Trade was brisker, said Melia, than she had ever known it.

Josiah was glad of that. He then looked round to assure himself that they were alone in the shop and being convinced that such was the case, he stood a moment awkwardly silent, balancing himself like a stork first on one leg and then on the other.

“Gel,” he took her hand suddenly, “you are back in my will. Sally’s back too. You are both going to have an equal share with Ethel.” He felt the roughened, toil-stained hand begin to quiver a little in his strong grasp. “Bygones have got to be bygones. Understand me.” He drew her towards him and kissed her stoutly and firmly in the middle of the forehead.

He retained his hold while her hot tears dripped on to his hand. She stood tense and rigid, unable to speak or move. But she knew as she stood there that it was no use fighting him or fighting herself. His masterfulness, his simplicity, his courage had reawakened her earliest and deepest instinct, the love and admiration she had once had for him. Of a sudden she began to sob pitifully. With a queer look on his face he took out a large red handkerchief and put his arms round her and wiped her eyes slowly and with a gentleness hard to credit in him, just as he had done when as a very little girl she had fallen and hurt herself on the tiled yard of the Duke of Wellington.
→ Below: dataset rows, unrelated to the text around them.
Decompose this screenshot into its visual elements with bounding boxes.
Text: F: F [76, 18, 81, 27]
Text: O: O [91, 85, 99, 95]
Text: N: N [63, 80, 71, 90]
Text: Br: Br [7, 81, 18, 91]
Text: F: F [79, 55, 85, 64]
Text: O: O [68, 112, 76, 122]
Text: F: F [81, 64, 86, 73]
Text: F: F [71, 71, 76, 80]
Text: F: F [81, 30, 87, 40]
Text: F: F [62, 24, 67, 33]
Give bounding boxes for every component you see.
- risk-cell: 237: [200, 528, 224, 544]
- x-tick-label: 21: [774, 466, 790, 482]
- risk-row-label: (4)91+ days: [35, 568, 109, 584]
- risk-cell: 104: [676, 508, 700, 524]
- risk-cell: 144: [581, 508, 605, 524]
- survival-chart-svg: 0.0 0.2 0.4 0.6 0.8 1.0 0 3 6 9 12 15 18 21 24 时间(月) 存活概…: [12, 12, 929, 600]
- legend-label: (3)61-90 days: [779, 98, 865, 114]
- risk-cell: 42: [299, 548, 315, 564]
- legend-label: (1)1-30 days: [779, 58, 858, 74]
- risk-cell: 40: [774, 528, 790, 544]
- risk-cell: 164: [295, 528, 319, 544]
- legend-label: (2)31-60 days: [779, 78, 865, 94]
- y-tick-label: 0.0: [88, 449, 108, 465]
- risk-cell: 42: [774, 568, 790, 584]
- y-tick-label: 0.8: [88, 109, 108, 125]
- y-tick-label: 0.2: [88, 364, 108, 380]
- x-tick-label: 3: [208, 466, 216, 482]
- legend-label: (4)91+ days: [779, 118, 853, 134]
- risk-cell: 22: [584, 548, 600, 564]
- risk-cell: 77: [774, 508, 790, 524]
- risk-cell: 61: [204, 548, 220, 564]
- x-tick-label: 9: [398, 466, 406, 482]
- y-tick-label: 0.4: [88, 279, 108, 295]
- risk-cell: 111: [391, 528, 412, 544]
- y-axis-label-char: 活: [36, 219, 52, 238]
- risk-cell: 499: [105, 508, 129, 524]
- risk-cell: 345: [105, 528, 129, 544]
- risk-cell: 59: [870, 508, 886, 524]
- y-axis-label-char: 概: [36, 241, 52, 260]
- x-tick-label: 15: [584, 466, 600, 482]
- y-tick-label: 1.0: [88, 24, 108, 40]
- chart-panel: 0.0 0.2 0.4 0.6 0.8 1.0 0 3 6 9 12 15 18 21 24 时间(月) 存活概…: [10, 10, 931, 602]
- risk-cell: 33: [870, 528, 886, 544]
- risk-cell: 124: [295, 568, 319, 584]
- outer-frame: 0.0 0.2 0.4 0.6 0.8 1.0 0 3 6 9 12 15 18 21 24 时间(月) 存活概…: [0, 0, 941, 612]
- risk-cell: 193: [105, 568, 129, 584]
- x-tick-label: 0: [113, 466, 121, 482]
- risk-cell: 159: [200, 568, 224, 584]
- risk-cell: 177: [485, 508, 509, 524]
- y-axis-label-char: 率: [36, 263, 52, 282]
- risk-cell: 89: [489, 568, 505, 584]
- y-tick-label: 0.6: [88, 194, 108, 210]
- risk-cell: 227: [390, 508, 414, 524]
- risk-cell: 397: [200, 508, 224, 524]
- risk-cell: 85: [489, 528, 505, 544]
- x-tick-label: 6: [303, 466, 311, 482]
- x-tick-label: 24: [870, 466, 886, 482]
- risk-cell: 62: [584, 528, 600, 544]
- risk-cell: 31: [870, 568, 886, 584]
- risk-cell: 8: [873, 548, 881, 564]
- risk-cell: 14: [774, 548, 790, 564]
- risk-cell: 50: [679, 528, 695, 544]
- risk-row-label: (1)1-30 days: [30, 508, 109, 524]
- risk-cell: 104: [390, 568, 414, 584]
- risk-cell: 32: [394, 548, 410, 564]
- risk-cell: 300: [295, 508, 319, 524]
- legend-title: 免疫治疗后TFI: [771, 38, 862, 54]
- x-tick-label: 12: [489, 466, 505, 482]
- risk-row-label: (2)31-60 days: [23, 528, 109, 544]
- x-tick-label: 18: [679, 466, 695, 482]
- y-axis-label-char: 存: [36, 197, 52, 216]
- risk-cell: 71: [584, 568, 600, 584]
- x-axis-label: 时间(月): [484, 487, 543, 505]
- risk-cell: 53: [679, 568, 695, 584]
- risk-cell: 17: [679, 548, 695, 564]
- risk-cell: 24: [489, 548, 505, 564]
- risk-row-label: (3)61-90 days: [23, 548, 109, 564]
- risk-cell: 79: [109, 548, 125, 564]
Speech was not possible to father or daughter for several minutes as time is reckoned in Love Lane, although to both it seemed infinitely longer, and then said the Mayor, “We’ll expect you up at Strathfieldsaye on Christmas Day. Lunch one-thirty sharp.” Then he added in a tone that was almost peremptory, “If that man o’ yours happens to get home on leave your mother would like him to come, too.”

Her tear-dimmed eyes looked at him rather queerly. “Didn’t you know, Dad?” The voice had something in it of the child he remembered but it was so faint that it was barely audible.

“Know what?” His own voice had more asperity than it was meant to have. But she was able to make allowances for it, as she always had done in the days when she really understood him.

“Bill’s in hospital.”

He drew in his breath quickly. The thought ran through his mind that it was well he had had the sense to learn by experience. “Where? What hospital?” He was just a trifle nervous, just a shade flurried. As near as a toucher he had put it off too long, as in the case of Sally.